One of the show's more controversial second-season episodes revolved around Hannah's weekend-long encounter with a handsome older doctor. The half-hour episode felt like a play: Hannah meets her tryst when she confesses to dumping her garbage in his cans, and instead of smiling tightly and closing the door in her face, he reciprocates her kiss. Critics of the episode felt that it was wish fulfillment (Dunham may be a genius [or not], but her soft body type is rarely seen on TV), that Hannah didn't "deserve" the recently-separated doctor's attention, and that he was too good looking for Hannah.

To which I reply: shut up, haters, because I've had weekend love affairs with men who are much better looking than I am, and also slummed it with amazing, if slightly odd-looking, compatriots. I had no issues with the doctor's interest in her. But at the end of the episode, after a fainting spell in his steamroom (!!), Hannah realizes, and subsequently confesses in a squirm-inducing monologue, that all she wanted all along is to be loved and feel safe. After a few years of searching out experiences like "having someone punch me in the chest, and then come on the spot they punched me," Hannah recognizes that it feels nice to feel safe. She feels that she is broken, that she lies, and that she seeks out pain, and that seeking haven is shameful, even as she craves it. .

And this is such a snore. Literally every young person goes through a phase of questioning their worth; rarely do we have this presented in neon lights. Hannah's panic over normalcy might be frightening or amusing for people who are far enough away from that feeling, but for those of us who were in our mid-twenties only a couple years ago, my response is, Girl, please. You ain't nothing special. Dunham herself has proved special, but Hanna has yet to do anything of note. And so her multi-season arc of being insufferable as she :finds herself" or whatever young artists do, is unearned. All I'm doing is watching some girl slam against the walls as she figures out what she's supposed to do with her life, and I can do that for free at home.

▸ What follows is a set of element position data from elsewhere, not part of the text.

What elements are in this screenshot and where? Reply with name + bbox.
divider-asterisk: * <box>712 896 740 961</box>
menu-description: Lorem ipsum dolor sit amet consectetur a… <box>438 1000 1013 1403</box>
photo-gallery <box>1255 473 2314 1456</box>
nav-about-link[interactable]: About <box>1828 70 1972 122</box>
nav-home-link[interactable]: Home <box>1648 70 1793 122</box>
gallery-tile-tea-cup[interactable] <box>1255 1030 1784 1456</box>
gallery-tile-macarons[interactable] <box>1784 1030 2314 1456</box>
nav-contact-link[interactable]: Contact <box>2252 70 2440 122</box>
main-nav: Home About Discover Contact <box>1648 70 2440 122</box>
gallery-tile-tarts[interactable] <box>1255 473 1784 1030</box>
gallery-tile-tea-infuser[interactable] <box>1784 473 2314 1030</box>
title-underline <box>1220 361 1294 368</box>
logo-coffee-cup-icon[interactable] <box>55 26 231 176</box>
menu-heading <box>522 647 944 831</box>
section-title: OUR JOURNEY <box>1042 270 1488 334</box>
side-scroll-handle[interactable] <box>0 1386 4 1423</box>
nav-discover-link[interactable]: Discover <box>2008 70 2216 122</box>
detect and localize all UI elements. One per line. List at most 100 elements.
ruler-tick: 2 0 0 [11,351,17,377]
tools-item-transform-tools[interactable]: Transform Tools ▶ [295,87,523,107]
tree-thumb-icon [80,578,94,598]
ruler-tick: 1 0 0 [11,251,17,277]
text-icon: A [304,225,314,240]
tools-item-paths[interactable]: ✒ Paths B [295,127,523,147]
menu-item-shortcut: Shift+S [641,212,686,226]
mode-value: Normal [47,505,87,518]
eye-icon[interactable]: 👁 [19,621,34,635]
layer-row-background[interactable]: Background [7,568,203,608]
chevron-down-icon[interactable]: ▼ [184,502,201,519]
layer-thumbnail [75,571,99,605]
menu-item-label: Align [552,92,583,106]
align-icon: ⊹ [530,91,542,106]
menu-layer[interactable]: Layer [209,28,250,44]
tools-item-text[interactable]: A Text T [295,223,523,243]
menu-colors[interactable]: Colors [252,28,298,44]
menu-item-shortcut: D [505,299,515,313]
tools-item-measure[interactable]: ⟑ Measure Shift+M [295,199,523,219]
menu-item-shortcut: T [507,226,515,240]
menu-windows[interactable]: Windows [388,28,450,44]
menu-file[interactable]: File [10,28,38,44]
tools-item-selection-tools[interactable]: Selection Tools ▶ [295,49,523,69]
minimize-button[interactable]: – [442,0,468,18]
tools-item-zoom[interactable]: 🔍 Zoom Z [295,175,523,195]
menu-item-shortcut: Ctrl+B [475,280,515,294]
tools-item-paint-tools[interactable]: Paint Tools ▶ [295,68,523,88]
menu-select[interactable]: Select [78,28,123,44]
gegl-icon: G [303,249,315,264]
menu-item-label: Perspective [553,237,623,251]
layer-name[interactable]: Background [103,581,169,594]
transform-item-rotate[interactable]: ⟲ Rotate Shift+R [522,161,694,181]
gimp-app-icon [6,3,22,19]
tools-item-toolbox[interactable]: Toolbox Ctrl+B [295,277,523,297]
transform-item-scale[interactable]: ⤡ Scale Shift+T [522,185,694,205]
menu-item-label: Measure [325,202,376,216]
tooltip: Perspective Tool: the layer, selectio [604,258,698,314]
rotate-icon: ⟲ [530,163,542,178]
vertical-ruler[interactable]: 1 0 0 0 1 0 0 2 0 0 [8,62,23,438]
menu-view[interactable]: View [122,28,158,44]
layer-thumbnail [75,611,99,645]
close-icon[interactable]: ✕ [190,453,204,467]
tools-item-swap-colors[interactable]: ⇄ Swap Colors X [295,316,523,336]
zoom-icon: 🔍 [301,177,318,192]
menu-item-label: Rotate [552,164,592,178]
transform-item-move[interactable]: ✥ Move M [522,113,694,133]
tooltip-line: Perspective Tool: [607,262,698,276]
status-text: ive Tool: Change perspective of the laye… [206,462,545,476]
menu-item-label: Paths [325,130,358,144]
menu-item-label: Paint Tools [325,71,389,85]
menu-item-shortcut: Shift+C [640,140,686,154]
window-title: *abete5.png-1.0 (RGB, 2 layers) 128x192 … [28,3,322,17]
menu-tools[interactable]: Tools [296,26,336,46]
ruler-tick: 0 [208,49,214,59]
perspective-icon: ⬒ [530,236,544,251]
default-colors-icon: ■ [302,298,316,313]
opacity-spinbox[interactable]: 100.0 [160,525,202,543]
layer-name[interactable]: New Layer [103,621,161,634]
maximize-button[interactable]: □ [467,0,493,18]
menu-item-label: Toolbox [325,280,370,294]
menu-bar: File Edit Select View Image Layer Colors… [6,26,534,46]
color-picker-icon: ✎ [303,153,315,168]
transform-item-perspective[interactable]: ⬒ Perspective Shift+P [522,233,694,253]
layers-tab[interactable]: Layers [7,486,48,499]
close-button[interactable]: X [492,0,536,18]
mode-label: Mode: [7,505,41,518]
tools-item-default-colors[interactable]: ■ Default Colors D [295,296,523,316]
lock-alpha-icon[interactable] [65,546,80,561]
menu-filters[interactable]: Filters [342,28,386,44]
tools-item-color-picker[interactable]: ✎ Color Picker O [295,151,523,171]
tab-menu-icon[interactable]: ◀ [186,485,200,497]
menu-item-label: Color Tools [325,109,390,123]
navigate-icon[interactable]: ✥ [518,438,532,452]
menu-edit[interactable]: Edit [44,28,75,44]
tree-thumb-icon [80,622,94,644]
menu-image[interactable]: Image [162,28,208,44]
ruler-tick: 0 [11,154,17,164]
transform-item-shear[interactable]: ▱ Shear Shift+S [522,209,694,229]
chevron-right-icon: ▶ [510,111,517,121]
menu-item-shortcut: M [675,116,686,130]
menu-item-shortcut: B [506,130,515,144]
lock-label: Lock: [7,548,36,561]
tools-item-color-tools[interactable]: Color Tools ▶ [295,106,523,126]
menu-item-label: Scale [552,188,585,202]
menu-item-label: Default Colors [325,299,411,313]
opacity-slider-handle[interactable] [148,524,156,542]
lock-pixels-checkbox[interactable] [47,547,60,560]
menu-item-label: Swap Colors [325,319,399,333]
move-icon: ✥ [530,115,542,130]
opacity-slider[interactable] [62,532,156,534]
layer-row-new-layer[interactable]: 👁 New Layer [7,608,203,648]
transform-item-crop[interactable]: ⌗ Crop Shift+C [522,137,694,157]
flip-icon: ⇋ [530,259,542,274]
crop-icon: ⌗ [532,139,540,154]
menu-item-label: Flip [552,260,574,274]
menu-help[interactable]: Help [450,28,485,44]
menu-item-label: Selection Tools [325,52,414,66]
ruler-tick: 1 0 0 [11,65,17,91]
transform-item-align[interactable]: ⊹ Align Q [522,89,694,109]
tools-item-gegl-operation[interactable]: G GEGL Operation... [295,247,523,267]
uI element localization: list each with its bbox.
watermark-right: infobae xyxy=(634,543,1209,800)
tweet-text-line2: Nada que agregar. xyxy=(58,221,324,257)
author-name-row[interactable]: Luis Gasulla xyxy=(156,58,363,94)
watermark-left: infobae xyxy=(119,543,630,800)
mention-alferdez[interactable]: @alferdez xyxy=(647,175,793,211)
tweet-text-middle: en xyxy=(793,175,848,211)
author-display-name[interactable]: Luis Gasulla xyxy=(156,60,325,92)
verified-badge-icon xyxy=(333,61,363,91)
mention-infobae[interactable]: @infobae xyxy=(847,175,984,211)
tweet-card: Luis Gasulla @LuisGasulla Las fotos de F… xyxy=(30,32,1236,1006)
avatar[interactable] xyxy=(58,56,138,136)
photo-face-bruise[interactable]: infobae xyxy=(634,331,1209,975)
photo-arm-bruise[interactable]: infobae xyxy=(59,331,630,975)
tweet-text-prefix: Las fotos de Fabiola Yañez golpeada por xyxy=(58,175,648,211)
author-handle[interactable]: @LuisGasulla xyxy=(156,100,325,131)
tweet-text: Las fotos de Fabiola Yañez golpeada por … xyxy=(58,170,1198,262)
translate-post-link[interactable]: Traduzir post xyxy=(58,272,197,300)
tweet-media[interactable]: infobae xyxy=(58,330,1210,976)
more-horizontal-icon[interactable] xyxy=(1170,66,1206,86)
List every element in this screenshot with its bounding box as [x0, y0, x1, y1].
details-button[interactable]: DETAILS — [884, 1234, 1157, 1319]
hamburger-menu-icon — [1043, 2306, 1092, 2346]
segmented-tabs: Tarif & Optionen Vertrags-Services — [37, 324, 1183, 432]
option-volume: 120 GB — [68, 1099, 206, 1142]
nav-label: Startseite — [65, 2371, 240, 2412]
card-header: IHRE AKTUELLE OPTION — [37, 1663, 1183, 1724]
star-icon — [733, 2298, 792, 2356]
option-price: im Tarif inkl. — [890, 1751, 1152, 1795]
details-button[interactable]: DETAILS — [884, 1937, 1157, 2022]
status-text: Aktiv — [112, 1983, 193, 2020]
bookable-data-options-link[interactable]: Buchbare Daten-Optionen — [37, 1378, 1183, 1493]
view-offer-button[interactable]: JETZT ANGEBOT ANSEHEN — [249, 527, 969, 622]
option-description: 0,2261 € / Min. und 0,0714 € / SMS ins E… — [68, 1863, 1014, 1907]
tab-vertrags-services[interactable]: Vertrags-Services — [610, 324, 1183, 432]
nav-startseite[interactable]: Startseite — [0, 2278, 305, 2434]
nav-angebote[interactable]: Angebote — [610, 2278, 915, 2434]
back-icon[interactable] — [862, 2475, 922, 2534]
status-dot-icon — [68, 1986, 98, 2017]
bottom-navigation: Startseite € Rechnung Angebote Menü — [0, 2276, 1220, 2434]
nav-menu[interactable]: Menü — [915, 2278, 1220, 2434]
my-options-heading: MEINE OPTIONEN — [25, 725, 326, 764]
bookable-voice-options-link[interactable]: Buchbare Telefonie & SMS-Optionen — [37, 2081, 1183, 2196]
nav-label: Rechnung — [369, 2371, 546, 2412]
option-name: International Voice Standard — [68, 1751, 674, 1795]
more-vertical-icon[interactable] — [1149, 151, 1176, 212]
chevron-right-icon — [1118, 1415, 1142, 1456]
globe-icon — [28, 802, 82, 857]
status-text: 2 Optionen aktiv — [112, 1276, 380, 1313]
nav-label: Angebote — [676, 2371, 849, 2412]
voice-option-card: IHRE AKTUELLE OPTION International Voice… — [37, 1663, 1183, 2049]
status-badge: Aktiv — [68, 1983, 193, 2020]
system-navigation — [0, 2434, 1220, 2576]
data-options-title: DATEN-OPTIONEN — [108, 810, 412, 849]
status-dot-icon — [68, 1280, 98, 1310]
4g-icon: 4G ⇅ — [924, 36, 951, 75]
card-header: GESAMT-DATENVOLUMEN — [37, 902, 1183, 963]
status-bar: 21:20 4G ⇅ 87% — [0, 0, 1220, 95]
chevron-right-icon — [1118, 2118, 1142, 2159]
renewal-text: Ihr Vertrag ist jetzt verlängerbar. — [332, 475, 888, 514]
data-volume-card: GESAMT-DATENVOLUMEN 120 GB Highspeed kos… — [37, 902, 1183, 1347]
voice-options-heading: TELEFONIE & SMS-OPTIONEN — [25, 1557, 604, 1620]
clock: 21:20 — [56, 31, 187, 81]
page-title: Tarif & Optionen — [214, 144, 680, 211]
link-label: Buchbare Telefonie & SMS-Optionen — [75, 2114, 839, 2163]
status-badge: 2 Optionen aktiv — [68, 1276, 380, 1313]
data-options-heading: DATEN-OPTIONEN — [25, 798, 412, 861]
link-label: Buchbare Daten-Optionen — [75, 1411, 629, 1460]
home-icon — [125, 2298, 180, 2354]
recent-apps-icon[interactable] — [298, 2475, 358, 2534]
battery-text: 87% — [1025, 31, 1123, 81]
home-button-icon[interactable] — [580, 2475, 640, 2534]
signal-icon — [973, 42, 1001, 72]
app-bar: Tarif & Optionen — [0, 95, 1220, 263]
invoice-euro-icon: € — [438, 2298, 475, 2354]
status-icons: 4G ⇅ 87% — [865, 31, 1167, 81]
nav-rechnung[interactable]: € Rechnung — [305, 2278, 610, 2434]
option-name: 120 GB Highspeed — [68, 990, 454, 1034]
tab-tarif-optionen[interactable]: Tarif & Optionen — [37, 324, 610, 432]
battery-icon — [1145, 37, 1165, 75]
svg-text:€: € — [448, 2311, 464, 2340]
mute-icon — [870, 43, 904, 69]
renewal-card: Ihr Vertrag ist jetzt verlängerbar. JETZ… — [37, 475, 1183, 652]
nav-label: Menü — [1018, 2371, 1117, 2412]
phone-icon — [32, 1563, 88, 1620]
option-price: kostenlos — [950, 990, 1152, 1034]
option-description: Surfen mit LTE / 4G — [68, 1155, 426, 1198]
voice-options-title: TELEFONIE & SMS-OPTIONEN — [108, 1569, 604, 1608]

One the whole, I believe that New Girl does a better job of being a TV show. It's an ensemble where the different characters hang together; this season on Girls has felt very fractured as the group splintered. It's a comedy, with definite beats and jokes and call-backs and flash-forwards; Girls, while funny, isn't LOL-worthy. There's no doubt that the characters on Girls are changing, but are they evolving or regressing? I guess the litmus test is, would I want to hang out with these people? After all, that's what watching a show is: hanging out, week after week, getting into their lives. Good TV makes you wish you were neighbours in real life, which is how I feel about the New Girl gang. But I think I would roll my eyes at Hannah and her Girls, because they need a quick shake and a stern talk, not season after season of it's-all-so-complicated drivel.